Le Sommet des dieux de Patrick Imbert

Gravir la montagne

Film d’animation, Le Sommet des dieux tient un discours éminent et profond sur le désir des hommes de surpasser la nature. Un conte philosophique esthétique, réaliste, plein de suspense, qui intéressera par-delà les aficionados des sports alpins. Haletant.

 

Le photo-reporter Fukamachi est sur la piste d’Habu, un alpiniste mystérieux et misanthrope. Ce dernier détient l’appareil photo de George Mallory, la preuve potentielle qu’il ait atteint le sommet de l’Everest dès 1924, changeant l’histoire de l’ascension en haute montagne…

Le Sommet des dieux relève d’une cordée d’artistes émérites s’échelonnant dans le temps : récit de Baku Yumemakura, publié sous forme de feuilleton dans les années 1990, il donna lieu au chef-d’œuvre de Jirô Taniguchi, adaptation en bande dessinée (cinq tomes exceptionnels, traduits et édités chez Kana en France). Aujourd’hui, Patrick Imbert (Le Grand Méchant Renard et autres contes, 2017), entouré des producteurs Didier et Damien Brunner et de Stéphan Roelants, reprend le flambeau pour la version cinématographique animée en 2D.

Le Sommet des dieux - Photo : Wild Bunch Distribution

Quatre années de travail sur le scénario et la transposition des ouvrages de Taniguchi ont recentré le récit sur le personnage de Fukamachi suivant les traces d’Habu. Du texte initial, les auteurs ont eu la bonne idée de conserver le mélange des époques, les chassés-croisés juxtaposant lieux et décors (Katmandou, les Alpes, Tokyo, l’Everest…) ainsi que la construction psychologique des héros à travers le temps. À ce jeu de balancier s’ajoute une tension philosophique en crescendo sur le désir impérieux, sans cesse questionné, de gravir la montagne. Un sentiment trouble se dégage notamment du trajet intérieur d’Habu : alpiniste obsessionnel et bourru, marqué au fer rouge par des drames retracés avec émotion, il s’inflige comme une catharsis indispensable la violence physique qui consiste à escalader les murs de pierre et de glace…

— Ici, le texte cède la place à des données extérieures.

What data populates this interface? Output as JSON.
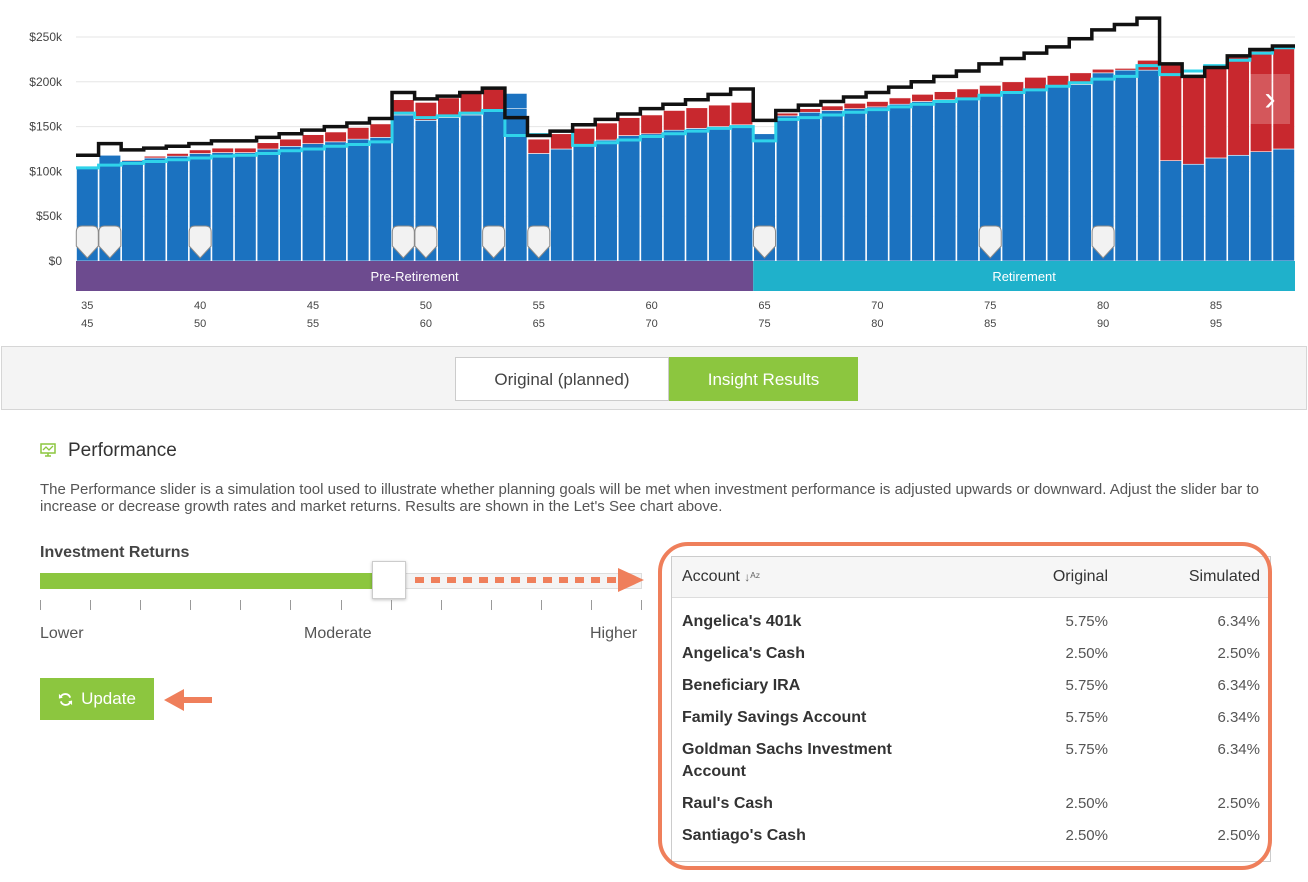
{
  "chart_data": {
    "type": "bar",
    "stacked": true,
    "y_ticks": [
      "$250k",
      "$200k",
      "$150k",
      "$100k",
      "$50k",
      "$0"
    ],
    "ylim": [
      0,
      250000
    ],
    "x_axis_rows": [
      [
        "35",
        "40",
        "45",
        "50",
        "55",
        "60",
        "65",
        "70",
        "75",
        "80",
        "85"
      ],
      [
        "45",
        "50",
        "55",
        "60",
        "65",
        "70",
        "75",
        "80",
        "85",
        "90",
        "95"
      ]
    ],
    "x_start": 35,
    "x_end": 89,
    "phases": [
      {
        "label": "Pre-Retirement",
        "start": 35,
        "end": 65,
        "color": "#6d4b8f"
      },
      {
        "label": "Retirement",
        "start": 65,
        "end": 89,
        "color": "#1fb1cb"
      }
    ],
    "series": [
      {
        "color": "#1b72c0",
        "values": [
          104000,
          118000,
          112000,
          115000,
          117000,
          120000,
          121000,
          121000,
          125000,
          128000,
          131000,
          133000,
          136000,
          138000,
          163000,
          157000,
          160000,
          163000,
          168000,
          170000,
          120000,
          125000,
          130000,
          135000,
          140000,
          142000,
          146000,
          148000,
          150000,
          152000,
          142000,
          162000,
          166000,
          168000,
          170000,
          172000,
          175000,
          178000,
          180000,
          182000,
          185000,
          188000,
          192000,
          195000,
          197000,
          210000,
          213000,
          213000,
          112000,
          108000,
          115000,
          118000,
          122000,
          125000
        ]
      },
      {
        "color": "#c8282e",
        "values": [
          0,
          0,
          1000,
          2000,
          3000,
          4000,
          5000,
          5000,
          7000,
          8000,
          10000,
          11000,
          13000,
          15000,
          17000,
          20000,
          22000,
          24000,
          25000,
          0,
          16000,
          17000,
          18000,
          19000,
          20000,
          21000,
          22000,
          23000,
          24000,
          25000,
          0,
          3000,
          4000,
          5000,
          6000,
          6000,
          7000,
          8000,
          9000,
          10000,
          11000,
          12000,
          13000,
          12000,
          13000,
          4000,
          2000,
          11000,
          108000,
          98000,
          101000,
          111000,
          114000,
          115000
        ]
      },
      {
        "color": "#1b72c0",
        "values": [
          0,
          0,
          0,
          0,
          0,
          0,
          0,
          0,
          0,
          0,
          0,
          0,
          0,
          0,
          0,
          0,
          0,
          0,
          0,
          17000,
          0,
          0,
          0,
          0,
          0,
          0,
          0,
          0,
          0,
          0,
          0,
          0,
          0,
          0,
          0,
          0,
          0,
          0,
          0,
          0,
          0,
          0,
          0,
          0,
          0,
          0,
          0,
          0,
          0,
          0,
          0,
          0,
          0,
          0
        ]
      }
    ],
    "line_series": [
      {
        "color": "#2fd3ea",
        "values": [
          104000,
          107000,
          109000,
          111000,
          113000,
          115000,
          117000,
          118000,
          120000,
          123000,
          125000,
          128000,
          130000,
          133000,
          165000,
          160000,
          162000,
          165000,
          168000,
          140000,
          141000,
          145000,
          129000,
          132000,
          135000,
          139000,
          142000,
          145000,
          148000,
          150000,
          134000,
          158000,
          160000,
          163000,
          166000,
          169000,
          172000,
          175000,
          178000,
          181000,
          185000,
          188000,
          191000,
          195000,
          199000,
          203000,
          206000,
          218000,
          208000,
          212000,
          218000,
          224000,
          232000,
          238000
        ]
      },
      {
        "color": "#111111",
        "values": [
          118000,
          131000,
          124000,
          126000,
          128000,
          131000,
          134000,
          134000,
          138000,
          142000,
          146000,
          150000,
          154000,
          159000,
          188000,
          181000,
          184000,
          188000,
          193000,
          160000,
          140000,
          145000,
          152000,
          158000,
          164000,
          170000,
          175000,
          180000,
          186000,
          192000,
          157000,
          168000,
          174000,
          178000,
          183000,
          188000,
          194000,
          200000,
          206000,
          212000,
          220000,
          226000,
          232000,
          239000,
          248000,
          258000,
          264000,
          271000,
          220000,
          206000,
          216000,
          229000,
          236000,
          240000
        ]
      }
    ],
    "event_markers_at_age": [
      35,
      36,
      40,
      49,
      50,
      53,
      55,
      65,
      75,
      80
    ],
    "title": "",
    "xlabel": "",
    "ylabel": ""
  },
  "nav": {
    "prev_icon": "chevron-left-icon",
    "next_icon": "chevron-right-icon",
    "prev": "‹",
    "next": "›"
  },
  "toggle": {
    "original": "Original (planned)",
    "insight": "Insight Results",
    "active": "insight",
    "active_color": "#8cc63f"
  },
  "performance": {
    "icon": "chart-monitor-icon",
    "title": "Performance",
    "description": "The Performance slider is a simulation tool used to illustrate whether planning goals will be met when investment performance is adjusted upwards or downward. Adjust the slider bar to increase or decrease growth rates and market returns. Results are shown in the Let's See chart above.",
    "slider_label": "Investment Returns",
    "slider_value": 0.58,
    "slider_tick_count": 13,
    "label_lower": "Lower",
    "label_moderate": "Moderate",
    "label_higher": "Higher",
    "update_label": "Update",
    "update_icon": "refresh-icon"
  },
  "table": {
    "columns": {
      "account": "Account",
      "sort_icon": "↓ᴬᶻ",
      "original": "Original",
      "simulated": "Simulated"
    },
    "rows": [
      {
        "account": "Angelica's 401k",
        "original": "5.75%",
        "simulated": "6.34%"
      },
      {
        "account": "Angelica's Cash",
        "original": "2.50%",
        "simulated": "2.50%"
      },
      {
        "account": "Beneficiary IRA",
        "original": "5.75%",
        "simulated": "6.34%"
      },
      {
        "account": "Family Savings Account",
        "original": "5.75%",
        "simulated": "6.34%"
      },
      {
        "account": "Goldman Sachs Investment Account",
        "original": "5.75%",
        "simulated": "6.34%"
      },
      {
        "account": "Raul's Cash",
        "original": "2.50%",
        "simulated": "2.50%"
      },
      {
        "account": "Santiago's Cash",
        "original": "2.50%",
        "simulated": "2.50%"
      }
    ]
  },
  "colors": {
    "accent_green": "#8cc63f",
    "annotation_orange": "#ef7f5b",
    "bar_blue": "#1b72c0",
    "bar_red": "#c8282e"
  }
}
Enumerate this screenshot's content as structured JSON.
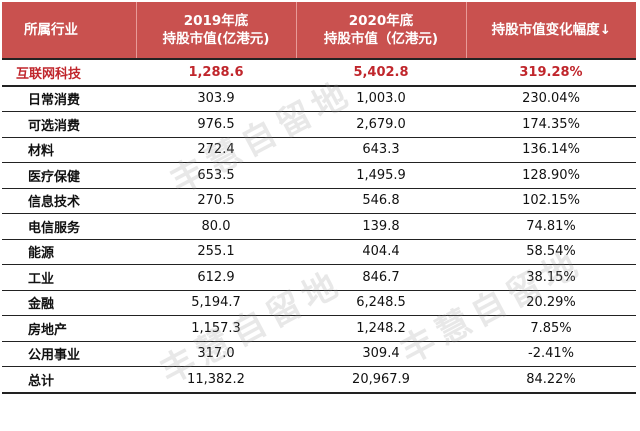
{
  "headers": [
    "所属行业",
    "2019年底\n持股市值(亿港元)",
    "2020年底\n持股市值（亿港元)",
    "持股市值变化幅度↓"
  ],
  "rows": [
    {
      "industry": "互联网科技",
      "v2019": "1,288.6",
      "v2020": "5,402.8",
      "change": "319.28%"
    },
    {
      "industry": "日常消费",
      "v2019": "303.9",
      "v2020": "1,003.0",
      "change": "230.04%"
    },
    {
      "industry": "可选消费",
      "v2019": "976.5",
      "v2020": "2,679.0",
      "change": "174.35%"
    },
    {
      "industry": "材料",
      "v2019": "272.4",
      "v2020": "643.3",
      "change": "136.14%"
    },
    {
      "industry": "医疗保健",
      "v2019": "653.5",
      "v2020": "1,495.9",
      "change": "128.90%"
    },
    {
      "industry": "信息技术",
      "v2019": "270.5",
      "v2020": "546.8",
      "change": "102.15%"
    },
    {
      "industry": "电信服务",
      "v2019": "80.0",
      "v2020": "139.8",
      "change": "74.81%"
    },
    {
      "industry": "能源",
      "v2019": "255.1",
      "v2020": "404.4",
      "change": "58.54%"
    },
    {
      "industry": "工业",
      "v2019": "612.9",
      "v2020": "846.7",
      "change": "38.15%"
    },
    {
      "industry": "金融",
      "v2019": "5,194.7",
      "v2020": "6,248.5",
      "change": "20.29%"
    },
    {
      "industry": "房地产",
      "v2019": "1,157.3",
      "v2020": "1,248.2",
      "change": "7.85%"
    },
    {
      "industry": "公用事业",
      "v2019": "317.0",
      "v2020": "309.4",
      "change": "-2.41%"
    },
    {
      "industry": "总计",
      "v2019": "11,382.2",
      "v2020": "20,967.9",
      "change": "84.22%"
    }
  ],
  "watermark": "丰慧自留地",
  "colors": {
    "header_bg": "#c9514f",
    "highlight_text": "#c0262c"
  }
}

Le Sommet des dieux - Photo : Wild Bunch Distribution

Grâce à une esthétique graphique accomplie, dont la simplicité rend hommage au style inatteignable de Taniguchi, et par une attention soutenue aux sons, les séquences de danger en montagne sont d’un réalisme confondant. Les auteurs n’ont pas hésité à faire appel à des spécialistes de l’Everest pour retracer au plus juste les commotions, le choc du froid, du vent, la perte d’oxygène de ces âmes passionnées, plongées en milieu alpin. Au gré de visions subjectives spectaculaires, les descriptions des affres et sensations qu’ils éprouvent n’ont de cesse de tirer le spectateur de sa torpeur : qu’il s’agisse d’une avalanche engloutissant tout sur son passage ou de la chute d’un compagnon remuant comme un vermisseau au bout d’une corde dans le vide, chaque étape révèle la fragilité de l’existence, qui ne tient qu’à un fil. Par delà le suspense, le réalisateur fait un constat métaphysique bouleversant sur le souhait irrationnel des hommes de toujours se surpasser, simplement parce que « ce qui est à gravir » est là, devant eux. Cette vérité, retranscrite avec fièvre, parachève la réussite incontestable de l’adaptation du Sommet des dieux au cinéma.